Secondly—and I spoke at the start about the need to create a supportive ecosystem—if we want to create an environment in Australia where we can grow those sectors of the economy that are based on innovation and on our intellect, then we need to ensure that research and development and innovation in this country is supported. Yet, under this government, we find ourselves spending the lowest that this country has spent on research and development and innovation since we started keeping records. We are at an over 30-year low on spending on research and development and innovation in this country. So you cannot, on the one hand, create a notional legal framework that supports the establishment of start-ups and innovation while, on the other hand, you take the axe to other tax concessions such as for research and development but also to those public institutions that helped create the environment to partner with the private sector to grow research and development and innovation in this country. We are going to need to have something to sell the rest of the world when the rest of the world tells us to stop digging, and that point may come sooner rather than later. To do that, I have to be clear that we cannot compete with China and India on wages, nor should we try to. Our advantage in Australia and in this region is going to be based on our minds. That means putting in place the kinds of investments in research and development and innovation that other countries, our trading partners, are doing. Korea or Japan have well above three per cent of their GDP being spent on research and development and are on their way to four per cent and possibly even higher, and the US has set itself a goal of three per cent of GDP for public and private investment and spending on research and development. Yet here in Australia we languish at 2.2 per cent and we are going lower under this government.

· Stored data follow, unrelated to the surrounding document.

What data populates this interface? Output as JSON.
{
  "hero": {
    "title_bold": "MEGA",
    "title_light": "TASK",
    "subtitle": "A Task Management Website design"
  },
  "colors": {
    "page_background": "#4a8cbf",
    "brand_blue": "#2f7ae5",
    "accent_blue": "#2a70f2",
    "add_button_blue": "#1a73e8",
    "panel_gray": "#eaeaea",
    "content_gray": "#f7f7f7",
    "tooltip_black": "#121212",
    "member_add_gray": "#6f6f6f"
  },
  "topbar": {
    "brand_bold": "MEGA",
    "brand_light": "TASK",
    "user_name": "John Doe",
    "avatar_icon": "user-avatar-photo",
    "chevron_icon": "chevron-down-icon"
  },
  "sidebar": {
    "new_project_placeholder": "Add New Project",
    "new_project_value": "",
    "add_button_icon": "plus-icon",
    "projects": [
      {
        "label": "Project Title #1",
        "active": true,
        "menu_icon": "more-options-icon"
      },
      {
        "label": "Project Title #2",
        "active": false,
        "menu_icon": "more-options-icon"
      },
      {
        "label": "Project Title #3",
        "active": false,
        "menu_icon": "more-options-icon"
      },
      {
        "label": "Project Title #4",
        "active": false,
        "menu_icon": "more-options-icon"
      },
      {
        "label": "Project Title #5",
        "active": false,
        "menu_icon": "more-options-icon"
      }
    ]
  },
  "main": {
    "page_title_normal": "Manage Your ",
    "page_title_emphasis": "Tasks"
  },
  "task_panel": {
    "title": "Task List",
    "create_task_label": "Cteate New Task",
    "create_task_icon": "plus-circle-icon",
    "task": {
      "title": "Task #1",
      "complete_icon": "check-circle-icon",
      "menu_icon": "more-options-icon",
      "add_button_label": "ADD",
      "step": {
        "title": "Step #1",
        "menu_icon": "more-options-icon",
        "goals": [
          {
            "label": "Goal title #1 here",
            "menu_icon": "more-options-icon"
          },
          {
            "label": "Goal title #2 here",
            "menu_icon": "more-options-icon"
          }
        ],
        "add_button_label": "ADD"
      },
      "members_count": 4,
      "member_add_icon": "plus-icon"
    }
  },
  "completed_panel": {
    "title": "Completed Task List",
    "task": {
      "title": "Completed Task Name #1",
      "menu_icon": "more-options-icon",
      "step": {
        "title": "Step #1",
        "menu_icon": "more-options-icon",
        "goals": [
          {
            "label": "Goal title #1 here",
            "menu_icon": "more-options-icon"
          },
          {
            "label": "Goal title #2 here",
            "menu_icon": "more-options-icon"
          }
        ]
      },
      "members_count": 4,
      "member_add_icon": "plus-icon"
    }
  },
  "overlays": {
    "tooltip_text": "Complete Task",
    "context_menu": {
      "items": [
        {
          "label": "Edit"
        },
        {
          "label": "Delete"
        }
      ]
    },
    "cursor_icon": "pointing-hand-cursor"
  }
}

It is not enough to come up with a piece of legislation that makes a common-sense change; you also need to match it with support in the innovation ecosystem. That is something that we have seen attacked every budget time under successive governments. Every time it comes to the federal budget, governments seem to treat the R&D pool as a bit of a honey pot to dip into, and the consequence of that is that people do not see Australia as a place to continue to invest in or to start a job and continue a job. If you are a young scientist, if you are a young researcher who could be about to contribute a groundbreaking discovery, and every May you see the threat of funding cuts to research and development and then you look overseas to countries like the US or the UK where they have a stable funding environment, you understand why many of them choose to join the brain drain and go overseas. We need to stop that, and the only way to stop that will be to set Australia on a path to three per cent of GDP—something that we, the Greens, have been calling for for a while. I am glad to see that the opposition is now supportive of that. It is time for the government to get on board as well, because if we get on board in increasing our funding for science, research and development and innovation, then measures like this bill—welcome as they are—will really start to bite and we will be able to grow that sector of the new economy.